Dans l’Ain, ces plantations sont souvent le fait de femmes, comme à Béon, où  symbole, il remplace la croix à la croisée des chemins du village. Celui de Neuville est planté sur la place. A Treffort, il est planté par la société populaire le 10 ventôse an II. La plantation prend une tournure festive en l’an II à laquelle doivent s’associer tous les républicains : il est le signe de ralliement au nouveau pouvoir. Le choix des arbres n’est pas un symbole, à Treffort, il s’agit d’un peuplier, à Arbent d’un chêne et à Pérouges d’un tilleul[5]. Les frais de plantation des arbres sont généralement aux municipalités, tandis que beaucoup d’arbres sont offerts par des citoyens, celui de Montanay, planté en 1793, est offert par une veuve.

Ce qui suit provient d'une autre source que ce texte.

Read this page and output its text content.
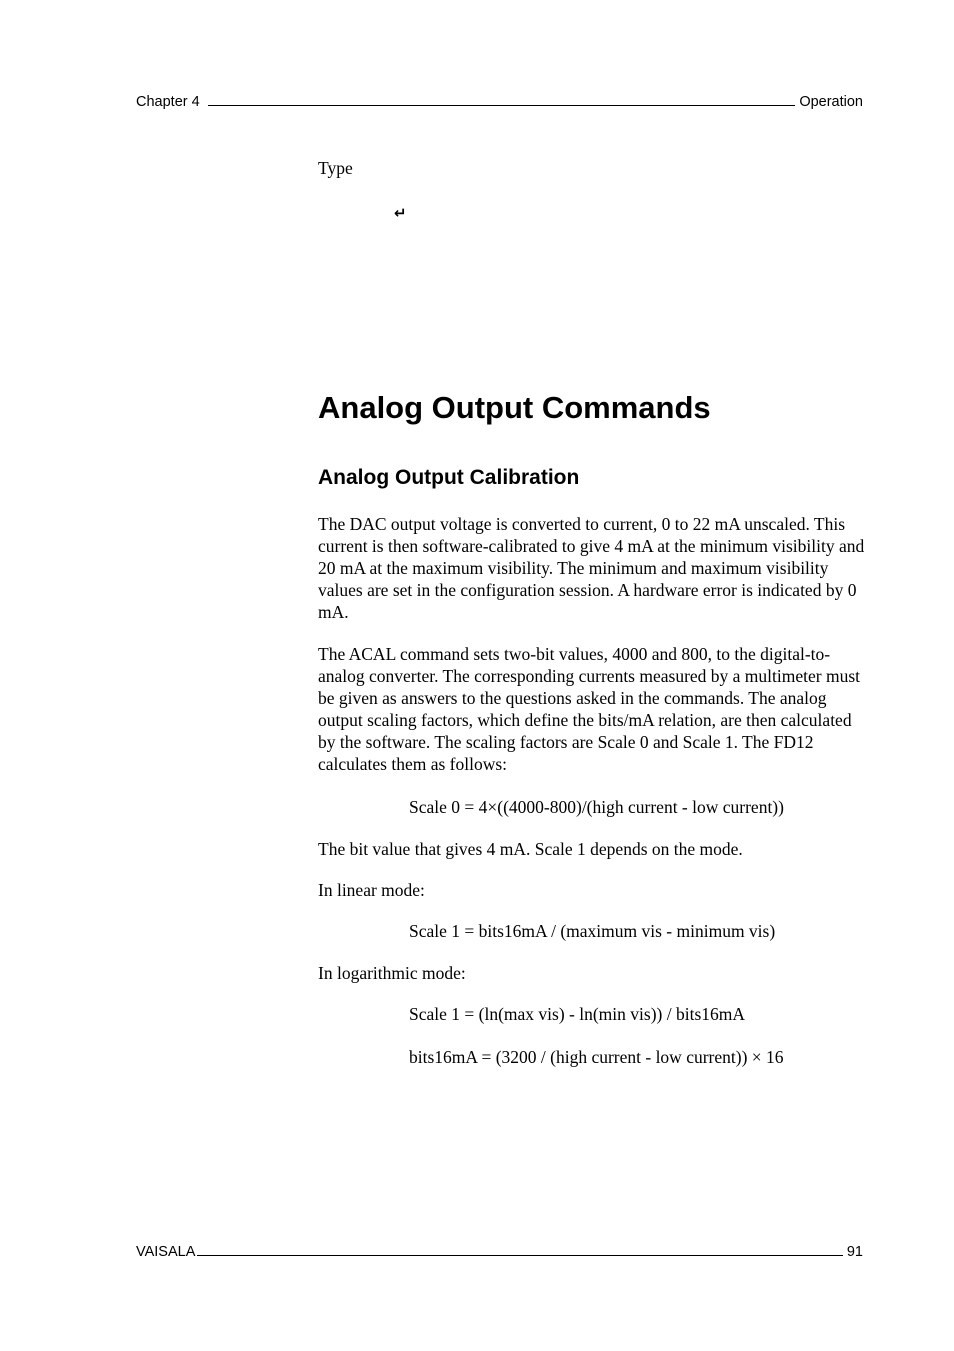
Chapter 4	Operation
Type
↵
Analog Output Commands
Analog Output Calibration

The DAC output voltage is converted to current, 0 to 22 mA unscaled. This current is then software-calibrated to give 4 mA at the minimum visibility and 20 mA at the maximum visibility. The minimum and maximum visibility values are set in the configuration session. A hardware error is indicated by 0 mA.

The ACAL command sets two-bit values, 4000 and 800, to the digital-to-analog converter. The corresponding currents measured by a multimeter must be given as answers to the questions asked in the commands. The analog output scaling factors, which define the bits/mA relation, are then calculated by the software. The scaling factors are Scale 0 and Scale 1. The FD12 calculates them as follows:

Scale 0 = 4×((4000-800)/(high current - low current))

The bit value that gives 4 mA. Scale 1 depends on the mode.

In linear mode:

Scale 1 = bits16mA / (maximum vis - minimum vis)

In logarithmic mode:

Scale 1 = (ln(max vis) - ln(min vis)) / bits16mA

bits16mA = (3200 / (high current - low current)) × 16

VAISALA	91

La plantation d'un arbre n'est pas une chose facile et demande de l'argent mais aussi beaucoup de travail préparatoire : pour la plantation de l'arbre de Journans, en nivôse an II, le coût est de 12 livres et de 4 jours de travail préparatoire. Mais il arrive souvent, comme à Treffort, Montanay, Leyment ou Pérouges, que le premier arbre, meurt, faute d'une bonne plantation. On en fait alors planter un second. Toutefois, il arrive, plus rarement, que l’arbre primitif soit remplacé pour des raisons de commodités patriotiques comme à Saint-Jean-le-Vieux, où le 27 ventôse an II, la société populaire se propose de remplacer l’arbre de la liberté actuel par l’arbre de mai planté devant chez Desvignes, un sapin plus à même d’être surmonté par le bonnet de la liberté.

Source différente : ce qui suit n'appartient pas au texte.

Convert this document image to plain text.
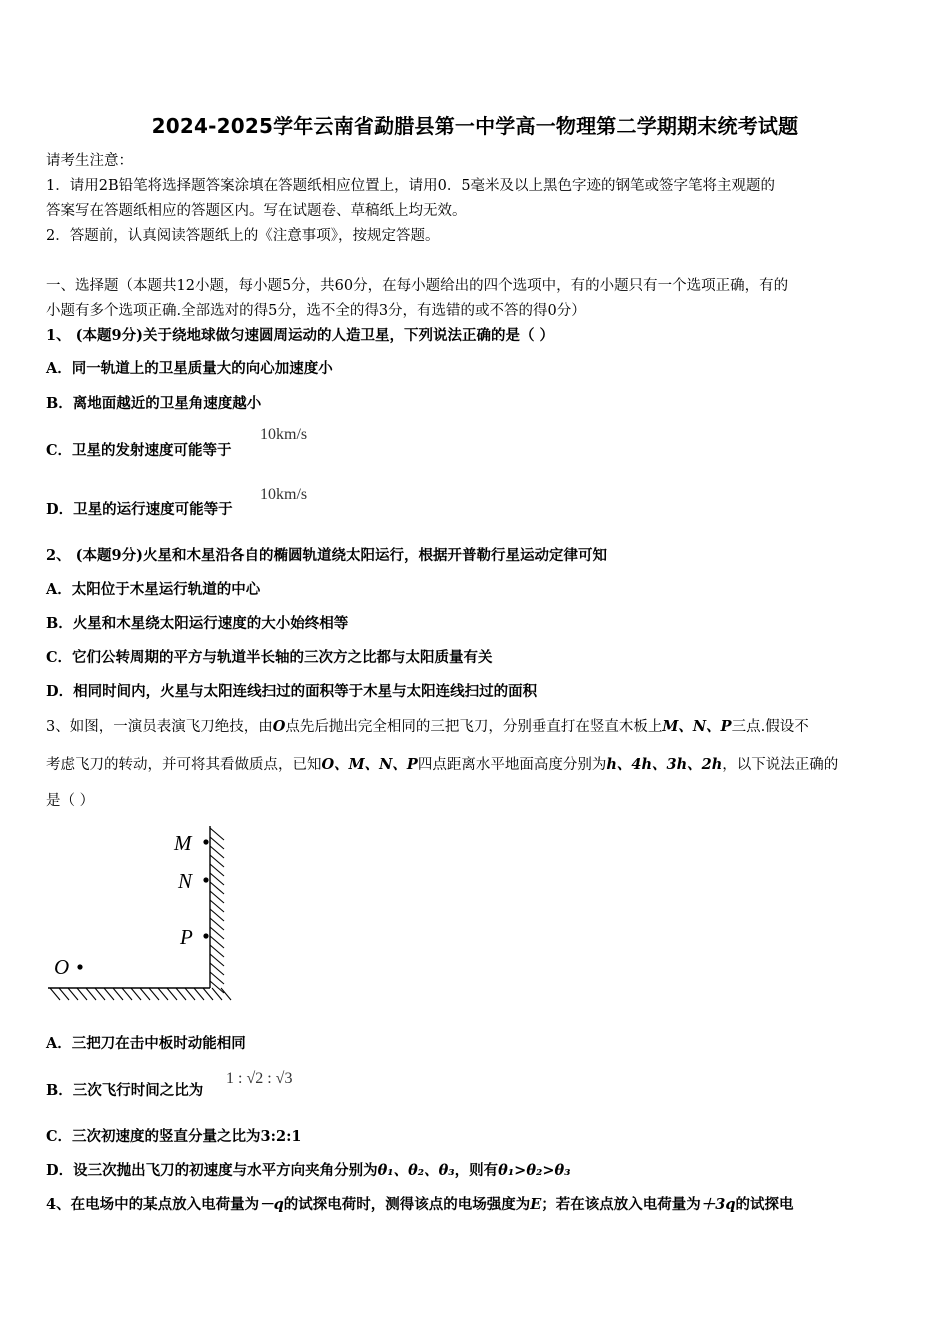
2024-2025学年云南省勐腊县第一中学高一物理第二学期期末统考试题
请考生注意：
1．请用2B铅笔将选择题答案涂填在答题纸相应位置上，请用0．5毫米及以上黑色字迹的钢笔或签字笔将主观题的
答案写在答题纸相应的答题区内。写在试题卷、草稿纸上均无效。
2．答题前，认真阅读答题纸上的《注意事项》，按规定答题。
一、选择题（本题共12小题，每小题5分，共60分，在每小题给出的四个选项中，有的小题只有一个选项正确，有的
小题有多个选项正确.全部选对的得5分，选不全的得3分，有选错的或不答的得0分）
1、 (本题9分)关于绕地球做匀速圆周运动的人造卫星，下列说法正确的是（ ）
A．同一轨道上的卫星质量大的向心加速度小
B．离地面越近的卫星角速度越小
C．卫星的发射速度可能等于
10km/s
D．卫星的运行速度可能等于
10km/s
2、 (本题9分)火星和木星沿各自的椭圆轨道绕太阳运行，根据开普勒行星运动定律可知
A．太阳位于木星运行轨道的中心
B．火星和木星绕太阳运行速度的大小始终相等
C．它们公转周期的平方与轨道半长轴的三次方之比都与太阳质量有关
D．相同时间内，火星与太阳连线扫过的面积等于木星与太阳连线扫过的面积
3、如图，一演员表演飞刀绝技，由O点先后抛出完全相同的三把飞刀，分别垂直打在竖直木板上M、N、P三点.假设不
考虑飞刀的转动，并可将其看做质点，已知O、M、N、P四点距离水平地面高度分别为h、4h、3h、2h，以下说法正确的
是（ ）
M
N
P
O
A．三把刀在击中板时动能相同
B．三次飞行时间之比为
1 : √2 : √3
C．三次初速度的竖直分量之比为3:2:1
D．设三次抛出飞刀的初速度与水平方向夹角分别为θ₁、θ₂、θ₃，则有θ₁>θ₂>θ₃
4、在电场中的某点放入电荷量为－q的试探电荷时，测得该点的电场强度为E；若在该点放入电荷量为＋3q的试探电
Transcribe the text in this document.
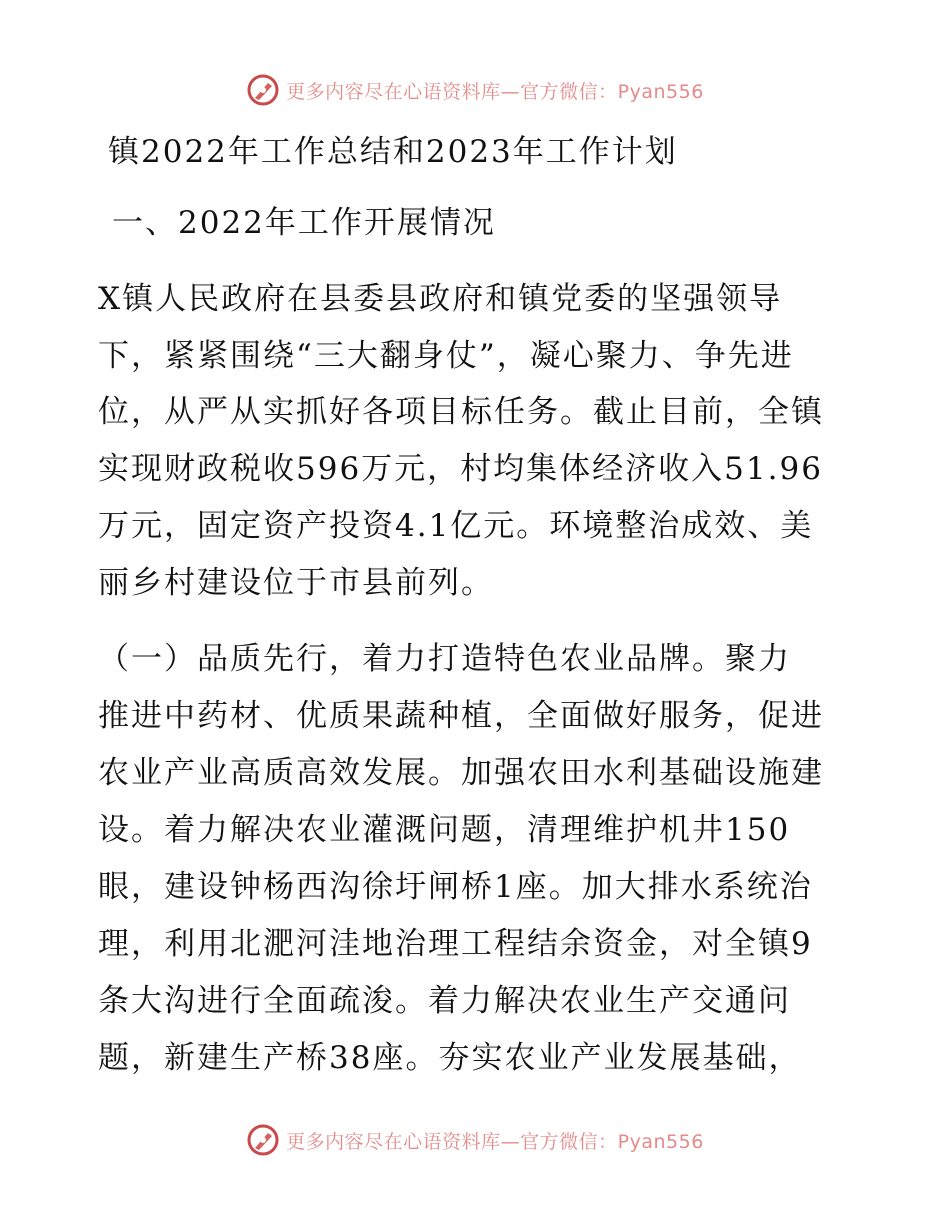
更多内容尽在心语资料库—官方微信：Pyan556
镇2022年工作总结和2023年工作计划
一、2022年工作开展情况
X镇人民政府在县委县政府和镇党委的坚强领导
下，紧紧围绕“三大翻身仗”，凝心聚力、争先进
位，从严从实抓好各项目标任务。截止目前，全镇
实现财政税收596万元，村均集体经济收入51.96
万元，固定资产投资4.1亿元。环境整治成效、美
丽乡村建设位于市县前列。
（一）品质先行，着力打造特色农业品牌。聚力
推进中药材、优质果蔬种植，全面做好服务，促进
农业产业高质高效发展。加强农田水利基础设施建
设。着力解决农业灌溉问题，清理维护机井150
眼，建设钟杨西沟徐圩闸桥1座。加大排水系统治
理，利用北淝河洼地治理工程结余资金，对全镇9
条大沟进行全面疏浚。着力解决农业生产交通问
题，新建生产桥38座。夯实农业产业发展基础，
更多内容尽在心语资料库—官方微信：Pyan556
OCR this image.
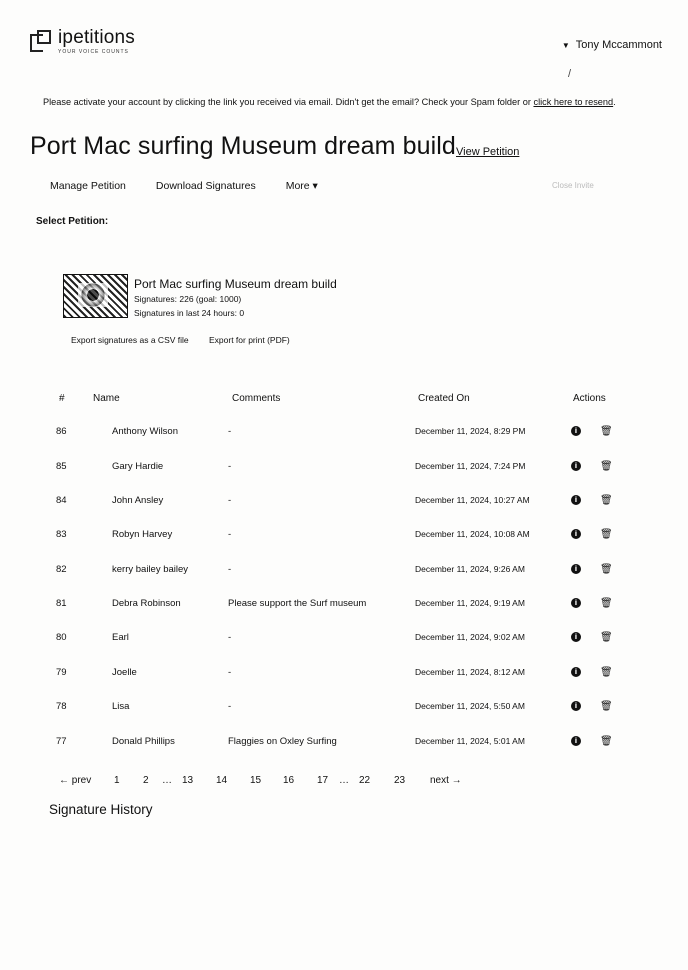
ipetitions
YOUR VOICE COUNTS
▼ Tony Mccammont
/
Please activate your account by clicking the link you received via email. Didn't get the email? Check your Spam folder or click here to resend.
Port Mac surfing Museum dream build View Petition
Manage Petition	Download Signatures	More ▾	Close Invite
Select Petition:
Port Mac surfing Museum dream build
Signatures: 226 (goal: 1000)
Signatures in last 24 hours: 0
Export signatures as a CSV file Export for print (PDF)
#	Name	Comments	Created On	Actions
86	Anthony Wilson	-	December 11, 2024, 8:29 PM	i	🗑
85	Gary Hardie	-	December 11, 2024, 7:24 PM	i	🗑
84	John Ansley	-	December 11, 2024, 10:27 AM	i	🗑
83	Robyn Harvey	-	December 11, 2024, 10:08 AM	i	🗑
82	kerry bailey bailey	-	December 11, 2024, 9:26 AM	i	🗑
81	Debra Robinson	Please support the Surf museum	December 11, 2024, 9:19 AM	i	🗑
80	Earl	-	December 11, 2024, 9:02 AM	i	🗑
79	Joelle	-	December 11, 2024, 8:12 AM	i	🗑
78	Lisa	-	December 11, 2024, 5:50 AM	i	🗑
77	Donald Phillips	Flaggies on Oxley Surfing	December 11, 2024, 5:01 AM	i	🗑
← prev 1 2 … 13 14 15 16 17 … 22 23 next →
Signature History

Après un premier texte législatif sur la plantation des arbres de la Liberté, le 3 pluviôse an II, cette pratique se ralentit après le 9 thermidor an II jusqu’au 28 pluviôse an VI, lorsque le Directoire fait de cette plantation une fête révolutionnaire. La symbolique liée à l’arbre ne fait pas toutefois l’unanimité. Si durant l’an II, l’animation civique tourne autour de l’arbre, durant le Directoire, la ferveur religieuse ranimée par les missions des nombreux prêtres réfractaires pousse certains croyants à s’attaquer au symbole qu’est l’arbre de la Liberté. Ainsi, le 30 frimaire an 4, deux habitants d’Arbent abattent le chêne de la liberté à coup de hache. L’affaire est jugée tellement grave par l’administration départementale qu’elle est envoyée devant le tribunal criminel du département. Malgré cette mesure judiciaire, les attaques contre les arbres ne cessent pas, surtout sous le Directoire : le 26 floréal an 4, l’arbre de la Liberté de Béon est abattu par des fanatiques et remplacé par la croix qu’il y avait avant ; le 2 floréal an V, c’est l’arbre de la Liberté de St Jean de Gonville est coupé et enlevé. Toutes ces actions ne sont pas le fait de fanatiques mais peuvent être celles de citoyens passablement enivrés, comme le 24 floréal an VII, où, lors de la fête baladoire de la Tranclière, des citoyens abattent l'arbre de la liberté. Dans tout les cas ces actes sont pris très au sérieux par l'administration du département qui, via l'accusateur public du tribunal criminel du département, demande des enquêtes.

 

d'après la thèse de doctorat d'histoire de Jérôme Croyet, "sous le bonnet rouge", obtenue en 2003 à l'Université Lumière Lyon II mention bien et félicitation du président du jury

mis en ligne par l’association SEHRI

 



[1] Mission du Bicentenaire de la Révolution Française : Les arbres de la Liberté, Bicentenaire de la Révolution Française, 1989.

[2] Les arbres de la Liberté, Bicentenaire de la Révolution Française, 1989.

[3] LIRIS (Elisabeth) : “ le symbolisme révolutionnaire ” in l’état de la France pendant la Révolution Française. Editions de la Découverte, Paris, 1988.

[4] Registre de délibération de la société populaire de Treffort. A.D. Ain 13L .

[5] L’arbre de la liberté de Pérouges est toujours majestueusement au centre de la place du village.